Vom Gelände des Klosters Östringsfeld stammt eine Reihe von Dachziegeln aus dem Spätmittelalter, sogenannte “Mönch und Nonne”. Diese Ziegelform stammt noch aus dem römischen Reich und war in Europa vor allem bei Kirchen- und Repräsentationsbauten lange Zeit verbreitet. Hergestellt werden diese, in dem eine noch feuchte Tonröhre mittels einer Schnur halbiert und anschließend gebrannt wird. Den Ziegel der unteren Schicht bezeichnet man dabei als „Nonne“, den der oberen als „Mönch“. Die leicht konische Form der Ziegel ermöglicht das Überlappen der jeweiligen Anfangs- bzw. Endstücke. Heutzutage findet man Mönch und Nonne Ziegel vorwiegend im mediterranen Raum, in Deutschland wurden diese ab dem 13./14.Jh. häufig vom sogenannten Biberschwanz-Dachziegel abgelöst.

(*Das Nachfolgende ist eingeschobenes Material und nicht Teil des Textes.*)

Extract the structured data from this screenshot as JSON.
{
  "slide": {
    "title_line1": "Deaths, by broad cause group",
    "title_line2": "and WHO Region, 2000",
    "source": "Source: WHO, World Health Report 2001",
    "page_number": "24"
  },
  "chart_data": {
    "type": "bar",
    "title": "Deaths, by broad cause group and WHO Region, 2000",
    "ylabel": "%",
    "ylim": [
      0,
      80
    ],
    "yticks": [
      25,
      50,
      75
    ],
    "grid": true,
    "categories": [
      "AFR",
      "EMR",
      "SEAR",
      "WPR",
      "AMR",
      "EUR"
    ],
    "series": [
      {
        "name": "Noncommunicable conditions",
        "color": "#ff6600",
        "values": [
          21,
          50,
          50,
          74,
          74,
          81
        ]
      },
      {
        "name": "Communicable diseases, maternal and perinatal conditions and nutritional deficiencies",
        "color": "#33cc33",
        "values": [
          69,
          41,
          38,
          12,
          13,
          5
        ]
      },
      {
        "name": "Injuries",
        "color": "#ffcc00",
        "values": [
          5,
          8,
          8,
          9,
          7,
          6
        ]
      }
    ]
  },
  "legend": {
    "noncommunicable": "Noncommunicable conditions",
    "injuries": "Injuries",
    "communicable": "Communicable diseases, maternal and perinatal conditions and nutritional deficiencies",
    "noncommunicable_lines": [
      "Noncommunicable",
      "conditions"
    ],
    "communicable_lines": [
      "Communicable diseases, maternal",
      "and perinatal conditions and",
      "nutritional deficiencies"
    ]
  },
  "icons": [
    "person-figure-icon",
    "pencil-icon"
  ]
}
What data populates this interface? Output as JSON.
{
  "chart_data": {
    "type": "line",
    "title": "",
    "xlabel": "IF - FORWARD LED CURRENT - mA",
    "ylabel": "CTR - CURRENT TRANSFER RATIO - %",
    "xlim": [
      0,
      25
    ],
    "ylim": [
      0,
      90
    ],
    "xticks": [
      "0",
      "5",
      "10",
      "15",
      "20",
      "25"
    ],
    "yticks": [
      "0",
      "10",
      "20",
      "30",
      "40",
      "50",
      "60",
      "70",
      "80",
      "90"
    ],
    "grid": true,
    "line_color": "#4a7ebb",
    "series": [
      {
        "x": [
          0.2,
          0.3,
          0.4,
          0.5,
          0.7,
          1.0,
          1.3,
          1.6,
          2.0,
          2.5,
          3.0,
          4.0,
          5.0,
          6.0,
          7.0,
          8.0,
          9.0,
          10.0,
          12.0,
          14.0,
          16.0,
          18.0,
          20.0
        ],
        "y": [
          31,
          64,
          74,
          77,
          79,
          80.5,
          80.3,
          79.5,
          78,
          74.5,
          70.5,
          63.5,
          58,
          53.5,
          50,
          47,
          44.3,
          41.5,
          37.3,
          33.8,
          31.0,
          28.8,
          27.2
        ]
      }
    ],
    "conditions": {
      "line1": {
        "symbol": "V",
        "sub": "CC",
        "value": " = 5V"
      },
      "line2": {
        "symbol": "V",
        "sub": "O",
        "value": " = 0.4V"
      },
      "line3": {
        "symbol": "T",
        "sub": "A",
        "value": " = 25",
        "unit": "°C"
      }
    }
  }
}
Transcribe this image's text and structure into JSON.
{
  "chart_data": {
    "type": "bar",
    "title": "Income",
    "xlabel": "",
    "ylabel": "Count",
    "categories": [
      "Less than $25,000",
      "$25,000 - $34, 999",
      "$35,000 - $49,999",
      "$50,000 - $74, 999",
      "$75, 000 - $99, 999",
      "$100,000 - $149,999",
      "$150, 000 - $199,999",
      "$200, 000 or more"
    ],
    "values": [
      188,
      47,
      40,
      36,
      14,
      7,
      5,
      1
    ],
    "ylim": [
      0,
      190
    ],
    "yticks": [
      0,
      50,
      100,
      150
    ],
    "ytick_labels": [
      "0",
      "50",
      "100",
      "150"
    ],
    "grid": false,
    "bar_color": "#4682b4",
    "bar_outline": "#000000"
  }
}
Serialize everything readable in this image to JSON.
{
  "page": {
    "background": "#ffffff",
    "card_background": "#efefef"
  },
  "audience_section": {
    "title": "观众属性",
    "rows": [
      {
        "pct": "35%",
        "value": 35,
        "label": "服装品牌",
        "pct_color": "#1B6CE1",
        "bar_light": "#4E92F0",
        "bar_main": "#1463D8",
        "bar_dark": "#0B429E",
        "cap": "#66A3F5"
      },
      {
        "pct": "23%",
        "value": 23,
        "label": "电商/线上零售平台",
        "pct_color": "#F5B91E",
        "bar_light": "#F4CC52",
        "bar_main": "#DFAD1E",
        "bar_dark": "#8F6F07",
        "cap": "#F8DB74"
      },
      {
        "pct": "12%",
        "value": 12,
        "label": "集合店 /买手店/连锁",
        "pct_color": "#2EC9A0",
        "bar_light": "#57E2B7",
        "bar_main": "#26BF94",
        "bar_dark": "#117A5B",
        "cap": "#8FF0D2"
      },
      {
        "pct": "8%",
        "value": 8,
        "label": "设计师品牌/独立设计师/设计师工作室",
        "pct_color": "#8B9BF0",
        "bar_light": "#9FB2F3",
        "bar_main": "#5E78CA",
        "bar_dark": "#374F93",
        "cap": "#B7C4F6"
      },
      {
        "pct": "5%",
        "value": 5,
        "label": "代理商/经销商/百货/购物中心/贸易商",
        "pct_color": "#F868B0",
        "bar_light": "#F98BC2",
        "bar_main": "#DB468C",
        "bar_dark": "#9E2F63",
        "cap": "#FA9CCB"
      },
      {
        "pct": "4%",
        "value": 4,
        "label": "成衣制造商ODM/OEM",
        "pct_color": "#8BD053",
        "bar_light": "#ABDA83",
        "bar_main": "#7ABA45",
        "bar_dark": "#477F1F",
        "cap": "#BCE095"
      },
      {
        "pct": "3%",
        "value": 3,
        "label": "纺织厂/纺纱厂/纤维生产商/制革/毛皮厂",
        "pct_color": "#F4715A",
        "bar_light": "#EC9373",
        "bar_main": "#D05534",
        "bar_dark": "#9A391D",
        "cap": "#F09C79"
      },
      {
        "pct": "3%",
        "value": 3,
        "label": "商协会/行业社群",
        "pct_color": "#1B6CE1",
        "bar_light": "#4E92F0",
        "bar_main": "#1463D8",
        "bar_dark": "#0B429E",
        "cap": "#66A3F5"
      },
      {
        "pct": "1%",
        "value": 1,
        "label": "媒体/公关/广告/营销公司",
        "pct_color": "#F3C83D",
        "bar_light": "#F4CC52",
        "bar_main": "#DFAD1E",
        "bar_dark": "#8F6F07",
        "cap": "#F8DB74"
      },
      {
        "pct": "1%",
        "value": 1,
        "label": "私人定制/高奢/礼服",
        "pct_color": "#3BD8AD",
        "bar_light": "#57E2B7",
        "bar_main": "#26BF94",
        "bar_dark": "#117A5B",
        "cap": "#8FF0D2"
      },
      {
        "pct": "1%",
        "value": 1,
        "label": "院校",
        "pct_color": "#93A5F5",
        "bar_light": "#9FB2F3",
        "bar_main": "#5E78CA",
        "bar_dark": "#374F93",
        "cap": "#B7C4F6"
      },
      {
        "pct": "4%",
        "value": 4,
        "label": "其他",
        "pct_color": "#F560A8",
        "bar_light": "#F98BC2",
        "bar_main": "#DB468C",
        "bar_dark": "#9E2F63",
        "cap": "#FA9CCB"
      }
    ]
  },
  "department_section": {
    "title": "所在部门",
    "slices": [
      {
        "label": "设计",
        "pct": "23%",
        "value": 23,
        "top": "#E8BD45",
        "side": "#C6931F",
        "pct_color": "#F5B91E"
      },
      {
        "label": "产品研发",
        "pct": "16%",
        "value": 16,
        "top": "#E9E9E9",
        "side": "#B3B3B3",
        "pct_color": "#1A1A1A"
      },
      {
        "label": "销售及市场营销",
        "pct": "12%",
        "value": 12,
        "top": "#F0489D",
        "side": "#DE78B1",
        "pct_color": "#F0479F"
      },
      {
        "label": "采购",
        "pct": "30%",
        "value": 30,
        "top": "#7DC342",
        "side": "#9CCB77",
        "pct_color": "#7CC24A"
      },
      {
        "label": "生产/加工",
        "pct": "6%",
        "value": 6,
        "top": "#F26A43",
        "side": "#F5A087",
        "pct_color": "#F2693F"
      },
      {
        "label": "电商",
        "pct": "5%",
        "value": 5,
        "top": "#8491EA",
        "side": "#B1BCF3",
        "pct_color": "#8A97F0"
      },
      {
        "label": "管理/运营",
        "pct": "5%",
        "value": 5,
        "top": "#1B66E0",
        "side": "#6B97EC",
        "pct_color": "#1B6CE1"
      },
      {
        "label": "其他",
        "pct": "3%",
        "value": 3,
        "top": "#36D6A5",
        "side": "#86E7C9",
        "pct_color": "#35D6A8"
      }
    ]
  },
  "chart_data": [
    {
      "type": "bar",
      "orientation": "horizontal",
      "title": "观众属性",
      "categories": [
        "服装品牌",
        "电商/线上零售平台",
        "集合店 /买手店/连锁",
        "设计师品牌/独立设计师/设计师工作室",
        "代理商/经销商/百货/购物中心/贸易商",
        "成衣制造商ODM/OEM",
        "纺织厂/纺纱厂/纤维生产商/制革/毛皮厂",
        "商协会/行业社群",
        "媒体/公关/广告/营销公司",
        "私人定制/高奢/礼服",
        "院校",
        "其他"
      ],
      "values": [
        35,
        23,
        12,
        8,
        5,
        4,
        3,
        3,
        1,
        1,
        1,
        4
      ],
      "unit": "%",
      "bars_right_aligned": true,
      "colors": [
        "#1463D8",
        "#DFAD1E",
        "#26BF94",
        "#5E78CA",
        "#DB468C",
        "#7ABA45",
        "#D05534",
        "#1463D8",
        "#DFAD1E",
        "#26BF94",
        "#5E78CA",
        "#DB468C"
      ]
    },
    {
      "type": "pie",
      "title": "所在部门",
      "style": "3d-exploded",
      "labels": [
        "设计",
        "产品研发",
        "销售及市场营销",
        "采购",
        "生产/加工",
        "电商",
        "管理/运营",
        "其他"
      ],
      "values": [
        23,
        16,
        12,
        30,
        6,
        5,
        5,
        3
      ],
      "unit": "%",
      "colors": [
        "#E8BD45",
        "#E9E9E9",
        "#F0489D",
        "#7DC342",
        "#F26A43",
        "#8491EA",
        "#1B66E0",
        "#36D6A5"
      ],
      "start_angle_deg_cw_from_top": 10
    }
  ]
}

Die jüngsten, gerade einmal rund 100 Jahre alten Funde stammen aus Wilhelmshaven. Beim Bau des Kreisverkehrs Jadeallee / Emsstraße, wurden verschiedene Objekte gefunden, diese reichen von Fragmenten eines Weckers, über Porzellangeschirr, bis zu den Resten eines Schuhs.
Fazit:
Abschließend zusammengefasst bilden Keramikfragmente, welche vom Frühmittelalter bis in die Neuzeit reichen, den Hautbestandteil der Sammlung von Heino Albers. Zu den Funden gehören jedoch auch Schlachtabfälle, Sarggriffe, Steinzeugkrüge, moderne Glasflaschen und ein moderner Wecker. Es sind kleine Schätze wie diese, welche die Leidenschaft und Verbundenheit von Albers für die Geschichte seiner Heimat verdeutlichen. Durch das stetige Engagement des Schortenser Hobbyarchäologen konnten nicht nur viele friesische Kleinode gerettet werden, sondern auch ein Teil friesischer Landesgeschichte.